Problem: Given two sorted arrays of numbers, determine the median of the two sorted arrays. The overall runtime complexity must be O(log(min(m,n))).
If we were to remove the runtime complexity requirement, there would be several solutions to this problem that could work. A first thought might be to merge the two arrays, then find the median of the merged array. The issue with this strategy is that, although determining where to insert into the array is O(log(n)) with a binary search, the actual act of inserting into an array is O(n), so this goes over our required time complexity.
Seeing this, we now understand that we can’t combine the arrays in any way while maintaining an O(log(min(m+n))) time complexity. In order to solve this problem, we will need to think a little more creatively.
First, let’s think about exactly what a median of two arrays is giving us. A median is a midpoint in a set of numbers, such that half the numbers are on one side, and the other half are on the other side. More importantly, with sorted arrays, a median will have the property that everything on the left-hand side will be smaller than everything on the right-hand side. This is because if a median splits an array in half, and the array is sorted, naturally, all the smaller elements will be on one side, and all the larger will be on the other side.
This fact is the key to the solution we need for this problem. Let’s consider a simple example of two arrays:
A1 = [1,2,3,4,10]
A2 = [5,6,7,8,9]
If we wanted to find the median of the array, we would need to first get the array into an order such that all elements are sorted. This would give us a result like this:
A = [1,2,3,4,5,6,7,8,9,10]
From here, we calculate the median. Since it is an even number of elements, we use the formula (5+6)/2 = 5.5. We are just taking the two elements in the middle, 5 and 6, and taking their average. If the array was of odd size, we could just pick the middle element.
From this example, we can take a few facts that will help us solve the problem.
- We need to take n elements from the first array A1. This means that there would be (len(A1) + len(A2) + 1)/2 — n elements to pick from the second array. This formula is just representing the number of elements required to create an equally sized array, so that our median uses all the elements available.
- We need to ensure that the left-hand side of the median is less than the right-hand side of the median. Since the arrays are sorted, we can do this by comparing the largest value on the left to the smallest value on the right. If the property is satisfied for these values, then our median choice is valid.
- If the property for 2 is not satisfied, we simply pick a new point to partition, and try again.
Let’s take a look at the code to get an intuition on how we can program this, and how we can derive the time complexity from the algorithm.
To start, we want a1 to be holding the shortest array out of the two. This is done to minimize the area that we need to search.
In addition to this, we also set up variables to hold the values of the length of each array, as well as a low which will start at the beginning of the array, and a high which is the length of the smallest array. From here, we will iterate while the low is less than or equal to the high.
We are going to calculate our partition as discussed earlier. The partition of the first array will be the (low + high)/2, as the midpoint of the first array. The partition of the second array will be (len1 + len2 + 1)/2 — paritition1, to gather the remaining elements from the first partition.

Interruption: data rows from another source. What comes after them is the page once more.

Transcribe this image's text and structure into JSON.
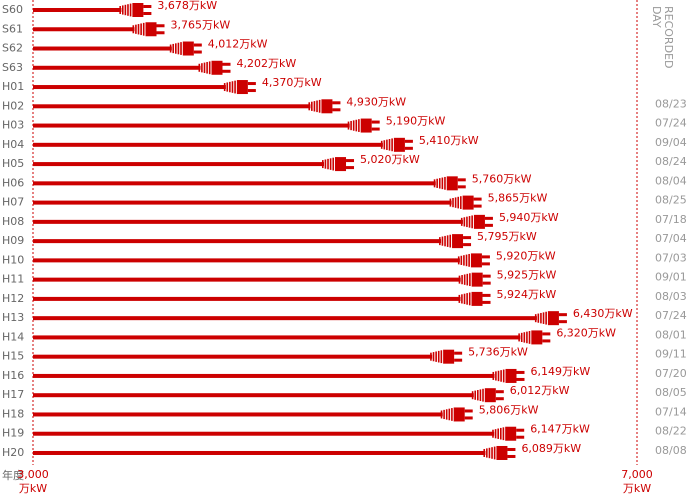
{
  "chart_data": {
    "type": "bar",
    "categories": [
      "S60",
      "S61",
      "S62",
      "S63",
      "H01",
      "H02",
      "H03",
      "H04",
      "H05",
      "H06",
      "H07",
      "H08",
      "H09",
      "H10",
      "H11",
      "H12",
      "H13",
      "H14",
      "H15",
      "H16",
      "H17",
      "H18",
      "H19",
      "H20"
    ],
    "values": [
      3678,
      3765,
      4012,
      4202,
      4370,
      4930,
      5190,
      5410,
      5020,
      5760,
      5865,
      5940,
      5795,
      5920,
      5925,
      5924,
      6430,
      6320,
      5736,
      6149,
      6012,
      5806,
      6147,
      6089
    ],
    "value_labels": [
      "3,678万kW",
      "3,765万kW",
      "4,012万kW",
      "4,202万kW",
      "4,370万kW",
      "4,930万kW",
      "5,190万kW",
      "5,410万kW",
      "5,020万kW",
      "5,760万kW",
      "5,865万kW",
      "5,940万kW",
      "5,795万kW",
      "5,920万kW",
      "5,925万kW",
      "5,924万kW",
      "6,430万kW",
      "6,320万kW",
      "5,736万kW",
      "6,149万kW",
      "6,012万kW",
      "5,806万kW",
      "6,147万kW",
      "6,089万kW"
    ],
    "recorded_days": [
      null,
      null,
      null,
      null,
      null,
      "08/23",
      "07/24",
      "09/04",
      "08/24",
      "08/04",
      "08/25",
      "07/18",
      "07/04",
      "07/03",
      "09/01",
      "08/03",
      "07/24",
      "08/01",
      "09/11",
      "07/20",
      "08/05",
      "07/14",
      "08/22",
      "08/08"
    ],
    "recorded_day_heading": [
      "RECORDED",
      "DAY"
    ],
    "category_axis_label": "年度",
    "x_unit": "万kW",
    "xlim": [
      3000,
      7000
    ],
    "xticks": [
      {
        "value": 3000,
        "label": "3,000"
      },
      {
        "value": 7000,
        "label": "7,000"
      }
    ],
    "color": "#cc0000"
  }
}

From here, we are going to gather the values at the minimum and maximums of the arrays after the partition. To find the max of the first array, we look at the value that exists at the end of the partition, as long as the partition is bigger than 0. Recall that the first array is holding all values smaller than the median, and we want the largest of these values to be smaller than the smallest of array two’s values.

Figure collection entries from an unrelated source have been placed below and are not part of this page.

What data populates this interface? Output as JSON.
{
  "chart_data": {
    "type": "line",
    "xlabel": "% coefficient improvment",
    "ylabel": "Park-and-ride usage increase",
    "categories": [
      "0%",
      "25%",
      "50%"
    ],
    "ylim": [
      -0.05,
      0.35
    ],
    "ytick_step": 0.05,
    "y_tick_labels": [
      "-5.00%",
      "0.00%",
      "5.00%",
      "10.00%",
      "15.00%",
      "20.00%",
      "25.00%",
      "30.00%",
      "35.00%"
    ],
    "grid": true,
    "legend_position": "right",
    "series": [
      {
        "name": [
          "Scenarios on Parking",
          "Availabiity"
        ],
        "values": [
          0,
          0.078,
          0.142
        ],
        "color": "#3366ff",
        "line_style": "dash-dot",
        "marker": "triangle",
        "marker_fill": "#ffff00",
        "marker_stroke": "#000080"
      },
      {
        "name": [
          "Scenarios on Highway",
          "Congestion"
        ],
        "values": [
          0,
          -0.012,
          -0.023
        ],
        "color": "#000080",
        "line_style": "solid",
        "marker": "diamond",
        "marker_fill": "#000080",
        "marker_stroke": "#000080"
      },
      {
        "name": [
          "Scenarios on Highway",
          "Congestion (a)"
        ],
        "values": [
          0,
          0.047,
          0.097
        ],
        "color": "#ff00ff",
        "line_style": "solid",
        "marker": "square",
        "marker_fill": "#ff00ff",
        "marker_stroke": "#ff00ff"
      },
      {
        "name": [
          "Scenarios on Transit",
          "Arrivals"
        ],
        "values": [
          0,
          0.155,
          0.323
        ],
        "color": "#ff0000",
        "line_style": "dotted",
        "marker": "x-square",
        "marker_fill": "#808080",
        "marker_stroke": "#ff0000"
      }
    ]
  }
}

We then find the maximums and minimums in a similar fashion, either taking the start of the array for minimums, or the end of the array for maximums. In any instance where we can’t find a largest or smallest values due to the partition, we set a default value as the smallest or largest value.

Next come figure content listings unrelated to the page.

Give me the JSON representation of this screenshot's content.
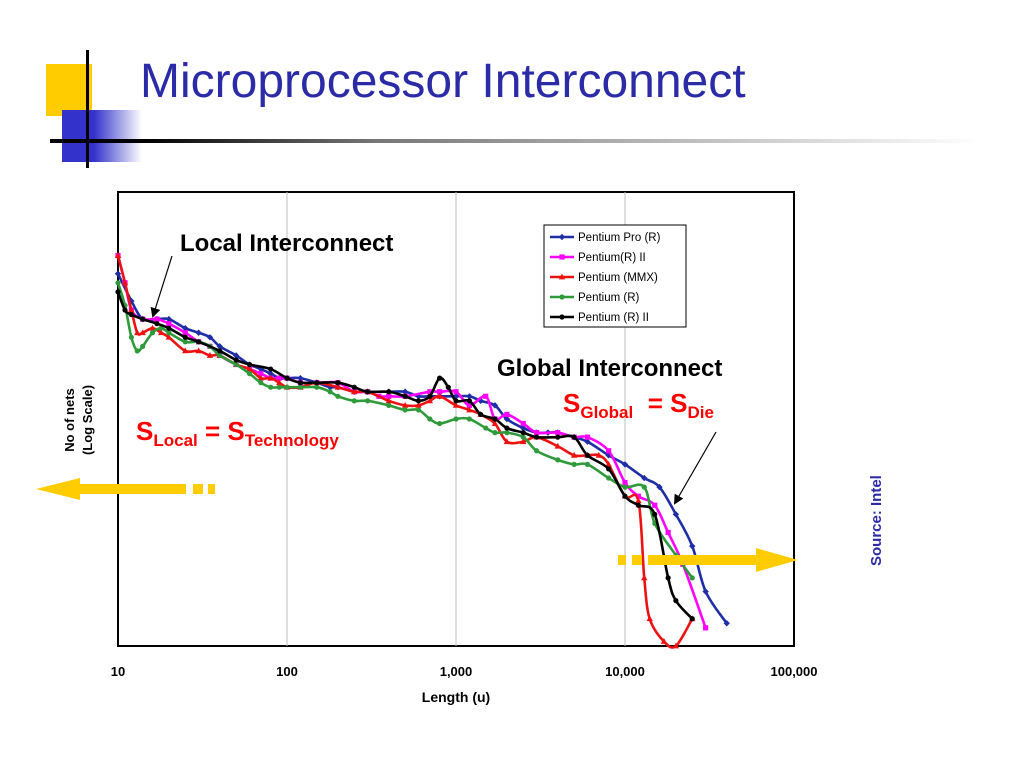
{
  "slide": {
    "title": "Microprocessor Interconnect",
    "source": "Source: Intel",
    "colors": {
      "title": "#2b2ba8",
      "yellow": "#ffcc00",
      "blue": "#3333cc",
      "red": "#ff0000"
    }
  },
  "annotations": {
    "local_title": "Local Interconnect",
    "global_title": "Global Interconnect",
    "local_eq": {
      "s": "S",
      "sub1": "Local",
      "eq": " = S",
      "sub2": "Technology"
    },
    "global_eq": {
      "s": "S",
      "sub1": "Global",
      "eq": "  = S",
      "sub2": "Die"
    }
  },
  "chart_data": {
    "type": "line",
    "title": "",
    "xlabel": "Length (u)",
    "ylabel_lines": [
      "No of nets",
      "(Log Scale)"
    ],
    "xscale": "log",
    "xlim": [
      10,
      100000
    ],
    "ylim": [
      0,
      100
    ],
    "y_units": "relative log count (no tick labels shown)",
    "x_ticks": [
      10,
      100,
      1000,
      10000,
      100000
    ],
    "x_tick_labels": [
      "10",
      "100",
      "1,000",
      "10,000",
      "100,000"
    ],
    "grid": "vertical",
    "legend_position": "top-right",
    "series": [
      {
        "name": "Pentium Pro (R)",
        "color": "#1f2ea6",
        "marker": "diamond",
        "points": [
          [
            10,
            82
          ],
          [
            12,
            76
          ],
          [
            14,
            72
          ],
          [
            17,
            72
          ],
          [
            20,
            72
          ],
          [
            25,
            70
          ],
          [
            30,
            69
          ],
          [
            35,
            68
          ],
          [
            40,
            66
          ],
          [
            50,
            64
          ],
          [
            60,
            62
          ],
          [
            70,
            61
          ],
          [
            80,
            60
          ],
          [
            90,
            59
          ],
          [
            100,
            59
          ],
          [
            120,
            59
          ],
          [
            150,
            58
          ],
          [
            180,
            57
          ],
          [
            200,
            57
          ],
          [
            250,
            56
          ],
          [
            300,
            56
          ],
          [
            400,
            56
          ],
          [
            500,
            56
          ],
          [
            600,
            55
          ],
          [
            700,
            55
          ],
          [
            800,
            55
          ],
          [
            1000,
            55
          ],
          [
            1200,
            55
          ],
          [
            1400,
            54
          ],
          [
            1700,
            53
          ],
          [
            2000,
            50
          ],
          [
            2500,
            48
          ],
          [
            3000,
            47
          ],
          [
            3500,
            47
          ],
          [
            4000,
            47
          ],
          [
            5000,
            46
          ],
          [
            6000,
            45
          ],
          [
            8000,
            42
          ],
          [
            10000,
            40
          ],
          [
            13000,
            37
          ],
          [
            16000,
            35
          ],
          [
            20000,
            29
          ],
          [
            25000,
            22
          ],
          [
            30000,
            12
          ],
          [
            40000,
            5
          ]
        ]
      },
      {
        "name": "Pentium(R) II",
        "color": "#ff00ff",
        "marker": "square",
        "points": [
          [
            10,
            86
          ],
          [
            11,
            80
          ],
          [
            12,
            74
          ],
          [
            14,
            72
          ],
          [
            17,
            72
          ],
          [
            20,
            71
          ],
          [
            25,
            69
          ],
          [
            30,
            67
          ],
          [
            35,
            66
          ],
          [
            40,
            64
          ],
          [
            50,
            62
          ],
          [
            60,
            61
          ],
          [
            70,
            60
          ],
          [
            80,
            59
          ],
          [
            90,
            59
          ],
          [
            100,
            59
          ],
          [
            120,
            58
          ],
          [
            150,
            58
          ],
          [
            200,
            58
          ],
          [
            250,
            56
          ],
          [
            300,
            56
          ],
          [
            350,
            55
          ],
          [
            400,
            55
          ],
          [
            500,
            55
          ],
          [
            700,
            56
          ],
          [
            800,
            56
          ],
          [
            1000,
            56
          ],
          [
            1200,
            53
          ],
          [
            1500,
            55
          ],
          [
            1700,
            50
          ],
          [
            2000,
            51
          ],
          [
            2500,
            49
          ],
          [
            3000,
            47
          ],
          [
            4000,
            47
          ],
          [
            5000,
            46
          ],
          [
            6000,
            46
          ],
          [
            8000,
            43
          ],
          [
            10000,
            36
          ],
          [
            12000,
            33
          ],
          [
            15000,
            31
          ],
          [
            18000,
            25
          ],
          [
            22000,
            18
          ],
          [
            30000,
            4
          ]
        ]
      },
      {
        "name": "Pentium (MMX)",
        "color": "#ee1111",
        "marker": "triangle",
        "points": [
          [
            10,
            86
          ],
          [
            11,
            80
          ],
          [
            12,
            74
          ],
          [
            13,
            69
          ],
          [
            14,
            69
          ],
          [
            16,
            70
          ],
          [
            18,
            69
          ],
          [
            20,
            68
          ],
          [
            25,
            65
          ],
          [
            30,
            65
          ],
          [
            35,
            64
          ],
          [
            40,
            64
          ],
          [
            50,
            62
          ],
          [
            60,
            61
          ],
          [
            70,
            59
          ],
          [
            80,
            59
          ],
          [
            90,
            58
          ],
          [
            100,
            57
          ],
          [
            120,
            57
          ],
          [
            150,
            58
          ],
          [
            200,
            57
          ],
          [
            250,
            56
          ],
          [
            300,
            56
          ],
          [
            400,
            54
          ],
          [
            500,
            53
          ],
          [
            600,
            53
          ],
          [
            700,
            54
          ],
          [
            800,
            55
          ],
          [
            1000,
            53
          ],
          [
            1200,
            52
          ],
          [
            1400,
            51
          ],
          [
            1700,
            49
          ],
          [
            2000,
            45
          ],
          [
            2500,
            45
          ],
          [
            3000,
            46
          ],
          [
            4000,
            44
          ],
          [
            5000,
            42
          ],
          [
            6000,
            42
          ],
          [
            7000,
            42
          ],
          [
            8000,
            40
          ],
          [
            10000,
            33
          ],
          [
            12000,
            32
          ],
          [
            13000,
            15
          ],
          [
            14000,
            6
          ],
          [
            17000,
            1
          ],
          [
            20000,
            0
          ],
          [
            25000,
            6
          ]
        ]
      },
      {
        "name": "Pentium (R)",
        "color": "#2e9a3a",
        "marker": "circle",
        "points": [
          [
            10,
            80
          ],
          [
            11,
            75
          ],
          [
            12,
            68
          ],
          [
            13,
            65
          ],
          [
            14,
            66
          ],
          [
            16,
            69
          ],
          [
            18,
            70
          ],
          [
            20,
            69
          ],
          [
            25,
            67
          ],
          [
            30,
            67
          ],
          [
            35,
            66
          ],
          [
            40,
            64
          ],
          [
            50,
            62
          ],
          [
            60,
            60
          ],
          [
            70,
            58
          ],
          [
            80,
            57
          ],
          [
            90,
            57
          ],
          [
            100,
            57
          ],
          [
            120,
            57
          ],
          [
            150,
            57
          ],
          [
            180,
            56
          ],
          [
            200,
            55
          ],
          [
            250,
            54
          ],
          [
            300,
            54
          ],
          [
            400,
            53
          ],
          [
            500,
            52
          ],
          [
            600,
            52
          ],
          [
            700,
            50
          ],
          [
            800,
            49
          ],
          [
            1000,
            50
          ],
          [
            1200,
            50
          ],
          [
            1500,
            48
          ],
          [
            1700,
            47
          ],
          [
            2000,
            47
          ],
          [
            2500,
            46
          ],
          [
            3000,
            43
          ],
          [
            4000,
            41
          ],
          [
            5000,
            40
          ],
          [
            6000,
            40
          ],
          [
            8000,
            37
          ],
          [
            10000,
            35
          ],
          [
            13000,
            35
          ],
          [
            15000,
            27
          ],
          [
            20000,
            20
          ],
          [
            25000,
            15
          ]
        ]
      },
      {
        "name": "Pentium (R) II",
        "color": "#000000",
        "marker": "circle",
        "points": [
          [
            10,
            78
          ],
          [
            11,
            74
          ],
          [
            12,
            73
          ],
          [
            14,
            72
          ],
          [
            17,
            71
          ],
          [
            20,
            70
          ],
          [
            25,
            68
          ],
          [
            30,
            67
          ],
          [
            40,
            65
          ],
          [
            50,
            63
          ],
          [
            60,
            62
          ],
          [
            80,
            61
          ],
          [
            100,
            59
          ],
          [
            120,
            58
          ],
          [
            150,
            58
          ],
          [
            200,
            58
          ],
          [
            250,
            57
          ],
          [
            300,
            56
          ],
          [
            400,
            56
          ],
          [
            500,
            55
          ],
          [
            600,
            54
          ],
          [
            700,
            55
          ],
          [
            800,
            59
          ],
          [
            900,
            57
          ],
          [
            1000,
            54
          ],
          [
            1200,
            54
          ],
          [
            1400,
            51
          ],
          [
            1700,
            50
          ],
          [
            2000,
            48
          ],
          [
            2500,
            47
          ],
          [
            3000,
            46
          ],
          [
            4000,
            46
          ],
          [
            5000,
            46
          ],
          [
            6000,
            42
          ],
          [
            8000,
            39
          ],
          [
            10000,
            33
          ],
          [
            12000,
            31
          ],
          [
            15000,
            29
          ],
          [
            18000,
            15
          ],
          [
            20000,
            10
          ],
          [
            25000,
            6
          ]
        ]
      }
    ]
  }
}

From here, we just need to check the maximums and minimums that we found to determine if we need to partition again, or have a solution.
If we have a situation where the max of array 1 is smaller than the min of array 2, and the min of array 1 is larger than the max of array 2, we have a solution. From here we just calculate the median based on the partition and we are done. Otherwise, we move partition 1 to the left and right of its current position and start again.
This code gives us a good solution to the problem, so the final thing to discuss is the time complexity. I’ve asserted that this satisfies the condition of a O(log(min(m,n))) solution, where m and n are the length of the first and second array respectively. Let’s prove that this is true.
Consider that the search space for this problem is either the length of m or the length of n, depending on which is smaller. This means that in a typical case, we would iterate min(m,n) times, depending on which array is selected. Now consider how we increment low and high, to try to meet the condition that low <= high. To do this, we will either set high = partition1–1 or low = partition1 + 1. This means that on average, we are moving our current index by (low + high)/2. Since our search space is halving each time, we end up in the typical example of logarithmic time complexity. Each iteration halves the search space of min(m,n), therefore we have a time complexity of O(log(min(m,n))).